Carcinoma ovarico, la mortalità è in calo ma solo il 65% delle donne fa il test genetico (2 / 2)

Questa diminuzione è stata possibile grazie alle terapie che sono sempre più efficaci e permettono di controllare la patologia anche nello stadio metastatico. Tra le terapie più efficaci c’è quella dei farmaci inibitori di Parp che oggi sono utilizzabili sia nelle pazienti BRCA mutate che nelle pazienti non mutate. Il presidente della Fondazione AIOM (Associazione Italiana di Oncologia Medica) Fabrizio Nicolis, ha spiegato:

“Le armi contro il tumore dell’ovaio spaziano dalla chirurgia alla chemioterapia fino alle terapie mirate, in cui rientrano gli inibitori di PARP”.
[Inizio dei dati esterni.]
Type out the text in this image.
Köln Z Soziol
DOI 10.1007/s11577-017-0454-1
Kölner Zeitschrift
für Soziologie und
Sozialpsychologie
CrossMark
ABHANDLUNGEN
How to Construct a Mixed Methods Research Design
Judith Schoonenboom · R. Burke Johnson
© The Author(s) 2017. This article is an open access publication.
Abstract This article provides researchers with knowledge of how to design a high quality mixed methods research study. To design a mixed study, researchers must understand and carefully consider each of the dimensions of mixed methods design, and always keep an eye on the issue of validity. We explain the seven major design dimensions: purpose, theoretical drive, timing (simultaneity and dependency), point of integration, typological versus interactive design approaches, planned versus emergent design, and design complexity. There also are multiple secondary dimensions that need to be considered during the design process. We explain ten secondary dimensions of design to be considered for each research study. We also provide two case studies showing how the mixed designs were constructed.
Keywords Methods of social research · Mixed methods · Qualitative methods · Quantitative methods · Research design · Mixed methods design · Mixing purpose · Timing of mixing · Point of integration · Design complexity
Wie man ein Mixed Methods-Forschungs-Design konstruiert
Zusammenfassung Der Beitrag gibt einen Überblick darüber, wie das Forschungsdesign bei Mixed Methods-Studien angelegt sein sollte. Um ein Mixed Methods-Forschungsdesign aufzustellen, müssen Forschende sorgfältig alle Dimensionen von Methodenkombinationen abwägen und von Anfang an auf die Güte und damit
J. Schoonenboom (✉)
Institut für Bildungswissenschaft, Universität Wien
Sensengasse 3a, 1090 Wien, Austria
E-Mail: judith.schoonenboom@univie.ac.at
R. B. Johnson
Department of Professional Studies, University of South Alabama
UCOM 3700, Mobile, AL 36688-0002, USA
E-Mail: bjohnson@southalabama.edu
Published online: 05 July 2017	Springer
“Conoscere lo stato mutazionale dei geni BRCA è sempre molto importante ed il test dovrebbe essere effettuato su tutte le pazienti al momento della diagnosi per poter definire le migliori strategie terapeutiche e iniziare il percorso familiare che potrebbe permettere l’identificazione di persone sane con mutazione BRCA, nelle quali impostare programmi di sorveglianza o di chirurgia per la riduzione del rischio di sviluppare il tumore ovarico. Ma, ancora oggi, non tutte le pazienti che dovrebbero essere sottoposte al test BRCA lo eseguono”.

Quindi se il tumore si trova in un ovaio, la sopravvivenza a 5 anni raggiunge il 90% mentre scende fino a raggiungere il 15 – 20% negli stadi avanzati.

Solitamente il 20% delle neoplasie ovariche è ereditato ed è appunto causato da specifiche mutazioni genetiche. Stefania Gori, Presidente Nazionale AIOM e Direttore dipartimento oncologico, IRCCS Ospedale Sacro Cuore Don Calabria-Negrar, ha spiegato: “BRCA1 e BRCA2 sono due geni che producono proteine in grado di bloccare la proliferazione incontrollata di cellule tumorali. Queste proteine partecipano a meccanismi di riparo del DNA, garantendo l’integrità dell’intero patrimonio genetico. Quando sono mutate, cioè difettose, il DNA non viene riparato correttamente e si determina un accumulo di alterazioni genetiche, che aumenta il rischio di cancro”.